Friday, July 15, 2016



EC 554
A Happenstance Witness and The Holy Ghost:
ADDENDUMS
By © Ludis Cuckold
5 The Music of Words

The first words were a humming sound that like the purr of a cat emerged from the region of the belly when stimulated by a dream or sensation that emotes and broadcasts pleasure. In other words, the first words which formed language were evocalized* and were singing forth a subjective language. Perhaps the first words had no meaning, but were only sounds. Those who have an ear for such things, will have noted that a cat, too, may inflect his-her purr from a lower to a higher register.

*English is a non-evocalized language that has for the most part abandoned evocalization and is straining to replace emotion with words become like objects. This is one reason why it is nearly impossible to translate from an evocalized (highly inflected) or musical language (Latvian/Lithuanian**, Hawaiian, Japanese, etc.) to a non-evocalized language such as English or French. The problem of translation increases when an evocalized language becomes a written language, because ‘writing’ pretends to be an objectification, and due to social life becoming citified (thingified and virtualized) individuals lose their ability to emote and sing. The prime example of this is the loss of the ‘endearing’ word in the written words uised by the media of Latvija and other countries that once had emotive languages. **The word ”tūta” means the same as the English word ‘toot’, to blow a horn; also ‘pūta’ to blow one’s breath.

The hum (from the belly with mouth closed) is followed by a brief opening of the lips, by means of which the hum exits with the sound of a vowel which makes for the first word “ohm” (+ a,e,i,u). In Old Latvian songs the “ohm” became “īīīh”, which sound (sometimes drawn or īīīhd in the background by home made flutes or horns were drawn for the length of an entire song) formed the most frequent backdrop for sutartine singers.

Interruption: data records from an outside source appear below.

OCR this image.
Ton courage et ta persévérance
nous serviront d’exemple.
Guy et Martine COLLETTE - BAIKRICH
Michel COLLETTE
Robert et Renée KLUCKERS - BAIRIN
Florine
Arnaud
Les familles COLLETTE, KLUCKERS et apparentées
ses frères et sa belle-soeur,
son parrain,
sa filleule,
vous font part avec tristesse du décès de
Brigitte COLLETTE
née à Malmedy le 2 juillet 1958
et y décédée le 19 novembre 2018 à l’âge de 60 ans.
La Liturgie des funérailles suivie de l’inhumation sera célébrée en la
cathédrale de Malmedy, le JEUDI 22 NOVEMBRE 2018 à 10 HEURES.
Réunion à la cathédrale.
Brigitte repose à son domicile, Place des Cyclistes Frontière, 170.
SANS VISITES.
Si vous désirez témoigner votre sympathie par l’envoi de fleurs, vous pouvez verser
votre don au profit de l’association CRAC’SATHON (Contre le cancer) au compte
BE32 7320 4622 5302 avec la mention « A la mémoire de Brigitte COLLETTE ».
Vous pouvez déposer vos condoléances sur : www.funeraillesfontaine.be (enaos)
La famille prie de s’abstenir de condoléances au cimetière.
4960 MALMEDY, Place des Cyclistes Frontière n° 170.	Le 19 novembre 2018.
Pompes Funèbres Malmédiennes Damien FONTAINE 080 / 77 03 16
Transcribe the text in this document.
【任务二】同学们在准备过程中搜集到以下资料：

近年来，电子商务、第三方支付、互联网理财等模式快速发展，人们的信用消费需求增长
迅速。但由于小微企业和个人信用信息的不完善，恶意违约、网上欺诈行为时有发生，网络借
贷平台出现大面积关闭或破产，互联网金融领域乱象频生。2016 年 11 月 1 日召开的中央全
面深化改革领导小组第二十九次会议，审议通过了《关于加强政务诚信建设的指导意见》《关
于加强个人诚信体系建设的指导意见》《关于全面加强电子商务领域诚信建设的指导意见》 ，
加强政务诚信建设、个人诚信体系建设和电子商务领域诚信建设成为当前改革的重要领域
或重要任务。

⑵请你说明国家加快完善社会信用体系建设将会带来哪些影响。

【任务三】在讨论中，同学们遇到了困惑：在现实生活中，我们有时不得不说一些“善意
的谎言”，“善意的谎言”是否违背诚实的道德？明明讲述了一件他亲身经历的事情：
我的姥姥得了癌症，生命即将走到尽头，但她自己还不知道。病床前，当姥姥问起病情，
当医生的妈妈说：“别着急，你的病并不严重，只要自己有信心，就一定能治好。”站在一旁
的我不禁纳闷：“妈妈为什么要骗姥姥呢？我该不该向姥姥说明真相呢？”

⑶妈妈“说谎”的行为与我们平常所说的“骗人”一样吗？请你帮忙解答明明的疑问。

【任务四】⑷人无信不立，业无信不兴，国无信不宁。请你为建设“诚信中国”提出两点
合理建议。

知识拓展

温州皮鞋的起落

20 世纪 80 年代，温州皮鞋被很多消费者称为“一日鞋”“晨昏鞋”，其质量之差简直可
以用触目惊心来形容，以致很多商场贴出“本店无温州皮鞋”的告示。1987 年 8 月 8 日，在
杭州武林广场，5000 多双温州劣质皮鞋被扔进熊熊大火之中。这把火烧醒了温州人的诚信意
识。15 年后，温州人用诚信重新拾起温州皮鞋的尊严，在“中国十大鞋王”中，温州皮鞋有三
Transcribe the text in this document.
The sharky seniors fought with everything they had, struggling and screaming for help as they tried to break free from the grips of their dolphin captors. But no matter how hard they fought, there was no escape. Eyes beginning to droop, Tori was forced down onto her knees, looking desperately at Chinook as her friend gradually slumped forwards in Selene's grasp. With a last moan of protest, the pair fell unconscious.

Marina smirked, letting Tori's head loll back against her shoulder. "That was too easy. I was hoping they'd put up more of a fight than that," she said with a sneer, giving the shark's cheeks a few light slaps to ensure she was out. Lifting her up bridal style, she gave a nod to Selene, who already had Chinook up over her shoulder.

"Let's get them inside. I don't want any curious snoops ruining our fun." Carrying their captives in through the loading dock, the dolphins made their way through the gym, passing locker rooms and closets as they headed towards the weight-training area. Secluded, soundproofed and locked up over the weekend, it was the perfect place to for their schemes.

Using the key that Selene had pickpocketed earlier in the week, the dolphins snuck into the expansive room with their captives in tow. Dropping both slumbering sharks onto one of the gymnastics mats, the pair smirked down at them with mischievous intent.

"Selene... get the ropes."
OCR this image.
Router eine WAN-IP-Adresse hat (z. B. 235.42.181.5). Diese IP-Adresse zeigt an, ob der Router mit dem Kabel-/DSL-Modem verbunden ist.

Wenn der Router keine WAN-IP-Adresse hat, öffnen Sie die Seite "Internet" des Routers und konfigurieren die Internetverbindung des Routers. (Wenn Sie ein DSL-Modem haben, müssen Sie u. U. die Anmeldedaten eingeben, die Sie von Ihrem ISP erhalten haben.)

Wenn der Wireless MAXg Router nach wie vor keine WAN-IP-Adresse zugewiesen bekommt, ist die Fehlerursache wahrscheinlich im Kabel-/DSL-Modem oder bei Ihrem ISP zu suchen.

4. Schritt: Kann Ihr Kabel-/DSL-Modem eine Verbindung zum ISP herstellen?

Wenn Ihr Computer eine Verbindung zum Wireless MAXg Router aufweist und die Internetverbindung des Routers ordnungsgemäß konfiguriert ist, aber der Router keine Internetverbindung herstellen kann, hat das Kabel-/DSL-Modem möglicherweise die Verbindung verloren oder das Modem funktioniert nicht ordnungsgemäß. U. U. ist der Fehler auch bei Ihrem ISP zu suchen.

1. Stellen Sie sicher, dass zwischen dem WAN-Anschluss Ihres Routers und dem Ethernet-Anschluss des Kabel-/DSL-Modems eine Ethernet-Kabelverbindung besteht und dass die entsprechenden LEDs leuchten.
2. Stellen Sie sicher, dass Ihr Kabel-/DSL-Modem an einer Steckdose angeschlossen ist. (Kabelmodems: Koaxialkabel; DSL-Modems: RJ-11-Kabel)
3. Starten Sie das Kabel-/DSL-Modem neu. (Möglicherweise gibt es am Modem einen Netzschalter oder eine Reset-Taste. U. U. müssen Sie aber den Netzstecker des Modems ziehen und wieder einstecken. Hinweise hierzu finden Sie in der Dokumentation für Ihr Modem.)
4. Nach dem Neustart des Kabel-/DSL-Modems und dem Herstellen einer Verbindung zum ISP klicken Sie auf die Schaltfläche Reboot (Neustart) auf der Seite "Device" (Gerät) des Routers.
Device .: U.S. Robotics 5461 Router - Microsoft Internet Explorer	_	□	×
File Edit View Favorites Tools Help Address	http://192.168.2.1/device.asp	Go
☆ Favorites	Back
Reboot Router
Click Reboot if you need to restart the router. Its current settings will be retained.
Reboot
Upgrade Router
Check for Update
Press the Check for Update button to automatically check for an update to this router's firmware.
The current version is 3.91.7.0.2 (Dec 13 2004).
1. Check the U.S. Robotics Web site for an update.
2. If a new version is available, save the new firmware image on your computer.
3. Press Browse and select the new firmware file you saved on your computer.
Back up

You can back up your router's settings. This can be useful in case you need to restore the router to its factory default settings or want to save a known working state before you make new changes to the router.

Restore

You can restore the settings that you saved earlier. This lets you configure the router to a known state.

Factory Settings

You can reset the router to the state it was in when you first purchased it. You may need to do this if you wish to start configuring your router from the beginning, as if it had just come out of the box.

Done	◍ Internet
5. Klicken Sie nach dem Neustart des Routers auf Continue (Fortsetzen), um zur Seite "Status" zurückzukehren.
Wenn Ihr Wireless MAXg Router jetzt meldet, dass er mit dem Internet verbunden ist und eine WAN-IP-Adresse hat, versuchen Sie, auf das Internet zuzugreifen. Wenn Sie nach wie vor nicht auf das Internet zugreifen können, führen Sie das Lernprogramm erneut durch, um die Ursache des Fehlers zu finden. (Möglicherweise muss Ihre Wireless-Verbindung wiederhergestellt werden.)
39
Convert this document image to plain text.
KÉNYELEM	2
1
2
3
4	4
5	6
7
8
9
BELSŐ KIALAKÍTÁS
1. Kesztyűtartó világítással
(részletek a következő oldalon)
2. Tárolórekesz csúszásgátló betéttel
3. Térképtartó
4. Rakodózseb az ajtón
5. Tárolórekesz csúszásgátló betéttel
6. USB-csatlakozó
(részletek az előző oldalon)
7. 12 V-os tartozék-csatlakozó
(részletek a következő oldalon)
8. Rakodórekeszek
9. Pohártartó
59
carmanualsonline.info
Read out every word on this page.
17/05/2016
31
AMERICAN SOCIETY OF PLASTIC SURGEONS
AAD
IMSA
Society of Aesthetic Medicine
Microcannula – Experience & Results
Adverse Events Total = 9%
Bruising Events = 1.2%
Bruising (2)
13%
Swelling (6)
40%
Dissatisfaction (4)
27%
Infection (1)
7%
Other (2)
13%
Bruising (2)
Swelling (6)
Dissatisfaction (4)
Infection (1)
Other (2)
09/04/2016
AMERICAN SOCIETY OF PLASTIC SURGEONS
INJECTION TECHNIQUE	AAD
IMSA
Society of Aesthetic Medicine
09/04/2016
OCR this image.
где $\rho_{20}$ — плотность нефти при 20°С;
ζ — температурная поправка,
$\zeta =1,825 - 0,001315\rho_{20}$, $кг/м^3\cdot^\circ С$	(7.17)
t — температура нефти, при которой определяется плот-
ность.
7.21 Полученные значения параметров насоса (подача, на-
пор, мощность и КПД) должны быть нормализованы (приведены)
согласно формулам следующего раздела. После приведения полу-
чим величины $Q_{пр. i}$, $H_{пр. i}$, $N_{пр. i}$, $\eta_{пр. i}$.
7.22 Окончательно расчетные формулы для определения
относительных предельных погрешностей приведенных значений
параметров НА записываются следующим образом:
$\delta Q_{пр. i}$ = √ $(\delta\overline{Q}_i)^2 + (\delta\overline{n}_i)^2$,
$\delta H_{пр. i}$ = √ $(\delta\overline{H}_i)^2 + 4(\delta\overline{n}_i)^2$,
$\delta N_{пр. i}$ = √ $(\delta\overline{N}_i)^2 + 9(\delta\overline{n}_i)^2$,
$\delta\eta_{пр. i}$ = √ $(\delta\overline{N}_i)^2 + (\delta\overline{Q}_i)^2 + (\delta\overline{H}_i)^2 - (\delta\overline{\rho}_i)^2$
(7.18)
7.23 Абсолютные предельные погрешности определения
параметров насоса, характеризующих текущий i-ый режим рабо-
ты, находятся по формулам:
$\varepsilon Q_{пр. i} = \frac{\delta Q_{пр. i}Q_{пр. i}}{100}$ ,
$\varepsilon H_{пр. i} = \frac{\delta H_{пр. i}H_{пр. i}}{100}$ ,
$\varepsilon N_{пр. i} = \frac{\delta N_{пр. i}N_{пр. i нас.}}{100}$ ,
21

Of such singing—to which  was added rhyming (another device of music)—came proto language(s). A long time ago the rhymers were known as shamans or healers, whose words ‘spelled’ pain until it became quiescent. Later the same spellers became known as poets, who became the first singers-musicians.

In a society that no longer is a community of the forest or field, but an acultured mob in some city, music is no longer the music of the soul of being, but a harsh ratling military drum beat that replaces God with the Ego of humanitas. The Ego speaks with a voice that speaks from the Tower of Babel, insisting that democracy in the city is the same as democracy in the forest or field. This of course is a palpable but unnoticed lie that prevails, because the countryside-nature has been ‘conquered’.

A near perfect description of a community become an a- and de-cultured mob is my own country of origin—Latvija, which today is  populated by decultured postSoviet globalists. Rock and Pop music has replaced any knowledge or interest in the songs whence the origin of a people’s language. Once (100 years or so ago) proud of its folk poems, aka dainas, Latvija cultivated its heritage. Today one hears its ancient poems-songs only at state organized political propaganda events. Moreover, folk songs now sung in Latvija are of melodies composed by composers of our times. Not even anthropologists or ethnograpers have an idea what the original melody was or may have been. However, the Lithuanian ‘sutartine’* as sung at the above and subsequent links gives hints of how language and music originated from a hum, not all that dissimilar from a cat’s purr.

*Sometimes a sutartine was sung by four women with each one holding to a slightly different pitch and sometimes moving about or dancing in a small circle. This is most likely how the Latvians acquired a folk dance (popular to this day) known as ‘sudmalinyas’, the windmill. Unfortunately, though in times past the sutartines surely were sung also in what is now the territory of Latvija, except for acadamics the Latvian people have no idea that their own singing tradition includes such songs.

An ‘insignificant’ ditty that almost every Latvijan child and adult still knows, addresses a lady bug that is walking up the hand of the singer who is pointing his finger upward: “Bizz, bizz, mārīt,/ mājiņ deg/ visi bērni sadeguši,/ vai uz augš,/ vai uz lej,/ vai uz zaļiem kapiņiem.”* When the ditty is sung slowly and in a monotone, it delivers a melody that for all its insignificance fits perfectly for thousands of folk poems (1 Ai Dieviņi, ko darīsi,/2 kad mēs visi nomirsim?/3 Ne tev tēvs, ne māmiņa,/4 ne kas tevi daudzinās.). What ethnographers seek is before their very eyes unrecognized for what it is.

*(My English translation: Bzz, bzz, ladybuy,/ your house is afire,/ all your children are aflame./ fly high,/ fly low,/ or to the green burial ground.)